Wenn es eine Quintessenz aller Studien gibt, dann die: Niemand kann heute vorhersagen, wie schnell die digitale Disruption den Arbeitsmarkt umgestalten und wie weit sie gehen wird. Vor allem zwei entscheidende Fragen sind völlig offen: Werden mindestens so viele neue Jobs geschaffen wie alte verschwinden? Und: Welcher Anteil dieser neuen Arbeitsplätze wird hochqualifiziert und gut bezahlt sein, welcher nur Niedriglohnjobs für Geringqualifizierte bieten? Das fehlende Wissen wird häufig durch Glaubensakte ersetzt. Immer wieder wird zur Beruhigung auf die historische Tatsache verwiesen, dass bisher noch jede industrielle Revolution – und um nichts anderes handelt es sich bei der Digitalisierung – mehr und besser bezahlte Arbeitsplätze geschaffen hat als es vorher gab. Die Nachkommen der Weber, die einst Aufstände gegen die neuen Textilmaschinen starteten, können heute als gut bezahlte IT-Fachkräfte und Marketingexpertinnen arbeiten. Vergessen wird dabei allerdings, dass es in den Übergangsphasen auch erhebliche und lang andauernde gesellschaftliche Verwerfungen gab. Dauerarbeitslosigkeit, schlechtere Arbeitsbedingungen, sozialer Abstieg und Armut wurden für Millionen Menschen in diesen Umbruchzeiten zur bitteren Realität. Wie in jeder Revolution zahlten ihre Opfer den Preis für die Veränderung. Bäuerinnen wurden zu schlecht bezahlten Arbeiterinnen, freie Handwerker gingen als Facharbeiter in die Fabriken, die Chancenlosigkeit trieb viele Jüngere in die Emigration. Die Geschichte bietet keinen eindeutigen Wegweiser für die Digitalisierung. Der Blick zurück auf die industriellen Umbrüche des 19. Jahrhunderts spendet keinen Trost für die Erwerbstätigen, die fürchten ihr zukünftig zum Opfer zu fallen. Von den menschenunwürdigen Arbeits- und Lebensbedingungen zu Beginn des Manchester-Kapitalismus bis zu den Anfängen des modernen Sozialstaats brauchte es rund 150 Jahre.
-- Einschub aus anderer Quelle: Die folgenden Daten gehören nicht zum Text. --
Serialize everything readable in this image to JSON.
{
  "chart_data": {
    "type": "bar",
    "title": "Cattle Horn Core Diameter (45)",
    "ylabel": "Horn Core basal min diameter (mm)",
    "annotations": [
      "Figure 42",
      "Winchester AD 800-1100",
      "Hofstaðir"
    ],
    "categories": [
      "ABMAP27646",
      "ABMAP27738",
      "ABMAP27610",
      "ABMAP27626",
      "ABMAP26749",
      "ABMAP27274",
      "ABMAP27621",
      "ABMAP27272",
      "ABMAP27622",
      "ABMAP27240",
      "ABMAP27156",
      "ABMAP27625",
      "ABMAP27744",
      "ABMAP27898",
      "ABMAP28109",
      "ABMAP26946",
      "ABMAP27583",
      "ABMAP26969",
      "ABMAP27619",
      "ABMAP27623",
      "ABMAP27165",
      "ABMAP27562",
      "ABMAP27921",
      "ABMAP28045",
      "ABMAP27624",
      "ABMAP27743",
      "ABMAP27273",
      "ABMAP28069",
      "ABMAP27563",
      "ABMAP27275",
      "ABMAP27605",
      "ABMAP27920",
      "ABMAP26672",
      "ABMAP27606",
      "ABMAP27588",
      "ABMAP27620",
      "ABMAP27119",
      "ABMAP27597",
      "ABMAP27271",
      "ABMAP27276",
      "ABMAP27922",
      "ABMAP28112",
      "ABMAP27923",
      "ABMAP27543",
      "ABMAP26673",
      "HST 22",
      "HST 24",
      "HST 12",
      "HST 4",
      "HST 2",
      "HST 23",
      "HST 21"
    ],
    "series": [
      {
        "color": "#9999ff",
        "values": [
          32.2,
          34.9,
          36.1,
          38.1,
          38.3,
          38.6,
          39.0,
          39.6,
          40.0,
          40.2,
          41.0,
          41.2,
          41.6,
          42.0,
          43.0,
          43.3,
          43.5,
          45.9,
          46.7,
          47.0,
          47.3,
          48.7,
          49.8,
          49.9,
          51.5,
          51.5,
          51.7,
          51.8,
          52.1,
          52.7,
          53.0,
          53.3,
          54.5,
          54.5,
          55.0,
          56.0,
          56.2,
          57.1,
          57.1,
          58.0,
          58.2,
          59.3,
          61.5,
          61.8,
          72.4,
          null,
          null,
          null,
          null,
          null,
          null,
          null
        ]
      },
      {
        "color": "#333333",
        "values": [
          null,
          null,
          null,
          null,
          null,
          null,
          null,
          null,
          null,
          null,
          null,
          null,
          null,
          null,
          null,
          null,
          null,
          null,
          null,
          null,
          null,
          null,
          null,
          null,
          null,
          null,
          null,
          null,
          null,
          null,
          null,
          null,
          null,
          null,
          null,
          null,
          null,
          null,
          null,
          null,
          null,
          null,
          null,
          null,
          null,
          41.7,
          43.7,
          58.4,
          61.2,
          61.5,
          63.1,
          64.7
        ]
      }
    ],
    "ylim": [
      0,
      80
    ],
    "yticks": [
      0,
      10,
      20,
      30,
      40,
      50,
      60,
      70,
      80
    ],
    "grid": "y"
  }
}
Aber haben wir heute nicht völlig andere Verhältnisse? Zumindest in den alten europäischen Industriestaaten wurde der Sozialstaat nach dem Zweiten Weltkrieg fest verankert. In Deutschland hat er ebenso wie der Rechtsstaat sogar Verfassungsrang.20 Tatsächlich wird dies die entscheidende soziale Frage der Digitalisierung werden: Kann der Sozialstaat die zu erwartenden sozialen Umbrüche und Risiken der Digitalisierung ausreichend kompensieren? Oder wird er sich unter der Last des Abstiegs und Zerfalls der Mittelschicht als Schönwetter-Sozialstaat entpuppen? Bereits in den 1990er Jahren wurde er als Antwort auf die Langzeitarbeitslosigkeit und den demografischen Wandel reformiert. Als Reaktion auf eine Massenarbeitslosigkeit muss er bis zur Unkenntlichkeit umgestaltet werden. Kritiker finden ihn heute schon zu teuer. Manche halten ihn nicht mehr für zeitgemäß und fordern ein bedingungsloses Grundeinkommen. Sicher ist: Die Gefährdung der Arbeit durch die Digitalisierung wird unweigerlich den Sozialstaat, die zentrale soziale Errungenschaft des 20. Jahrhunderts, auf den Prüfstand stellen. Wenn er den Einzelnen nicht genug Teilhabe ermöglicht und der Gesellschaft nicht genug Zusammenhalt, wird sein Versagen unweigerlich die europäischen Demokratien mit in den Abgrund reißen.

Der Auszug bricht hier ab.